186 mètres, 600 marins, plusieurs systèmes de missiles anti-navires, antiaériens et surface-sol, le " Moskva " (Moscou), ci-devant " Slava " (Gloire) à l’époque soviétique, était le vaisseau amiral de la Marine russe en mer Noire. Sa perte représente en même temps un succès militaire pour l’Ukraine et une humiliation pour la Russie qui, déjà, montre ses faibles capacités militaires après 50 jours de combats en Ukraine.

En effet, l’armée russe n’a réalisé aucune percée majeure, elle n’a occupé entièrement aucune grande ville ukrainienne, elle a perdu un bon nombre de ses soldats et, surtout, une douzaine de généraux. Ses blindés et autres chars se sont avérés très vulnérables aux armes modernes fournies par les Occidentaux à Kiev. L’organisation défectueuse de ses mouvements a provoqué des problèmes de logistique et d’approvisionnement de ses troupes en carburant, munitions et même en nourriture. Peu s’en fallait pour que Vladimir Poutine devienne la risée des dirigeants occidentaux. De leur dépit envers un dirigeant déconnecté du monde contemporain, accaparé par un esprit revanchard d’un ancien membre de la nomenklatura qui n’a toujours pas digéré la chute de l’URSS.

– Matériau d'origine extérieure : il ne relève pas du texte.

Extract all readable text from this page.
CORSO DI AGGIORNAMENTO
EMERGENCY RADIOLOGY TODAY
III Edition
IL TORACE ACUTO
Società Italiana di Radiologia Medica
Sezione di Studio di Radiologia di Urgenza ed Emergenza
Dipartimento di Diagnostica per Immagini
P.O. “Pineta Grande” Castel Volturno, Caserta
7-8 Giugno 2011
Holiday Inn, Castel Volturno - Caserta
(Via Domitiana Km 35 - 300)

C’est là que réside le vrai danger. L’humiliation sur le champ de bataille pourrait conduire Poutine à exercer un acharnement implacable sur le théâtre du Donbass, où les combats devront fort probablement déterminer l’issue de son aventure. Surtout que le chef du Kremlin espère désespérément une victoire inespérée afin de sauver la face. Il lui faut un fait d’armes pour affronter la grande fête de la victoire sur les nazis, le 9 mai prochain, lors de la " Grande Guerre patriotique ", dénomination russo-soviétique de la Seconde Guerre mondiale. Une dénomination inventée par Staline lui-même pour faire oublier à son peuple et au monde que l’URSS a tardé à participer à la guerre à cause de son honteux pacte avec Hitler, que le " petit père des peuples " admirait tant.

Cette peur de l’humilié vaincu rôdait déjà dans tous les esprits, avant que le chef de la CIA William Burns ne la consacre jeudi en affirmant que les Etats-Unis redoute un recours à l’arme nucléaire, toute tactique qu’elle soit, par " Poutine et les dirigeants russes qui sombrent dans le désespoir ".

Burns, qui a eu des mots très durs envers le président russe, a assuré que, plus que jamais, " Poutine démontre qu’une puissance en déclin peut être aussi déstabilisante qu’une puissance ascendante ".

G.F.H.

 

Le système de missile balistique intercontinental (ICBM) mobile russe Yars RS-24, lors d’un défilé du 9 mai. (AFP)

 

La CIA prévient du risque nucléaire posé par un Poutine confronté à des revers

Les revers militaires en Ukraine pourraient inciter le président russe Vladimir Poutine à recourir à une arme nucléaire tactique ou de faible puissance dans ce pays, a estimé jeudi le chef de la CIA, William Burns.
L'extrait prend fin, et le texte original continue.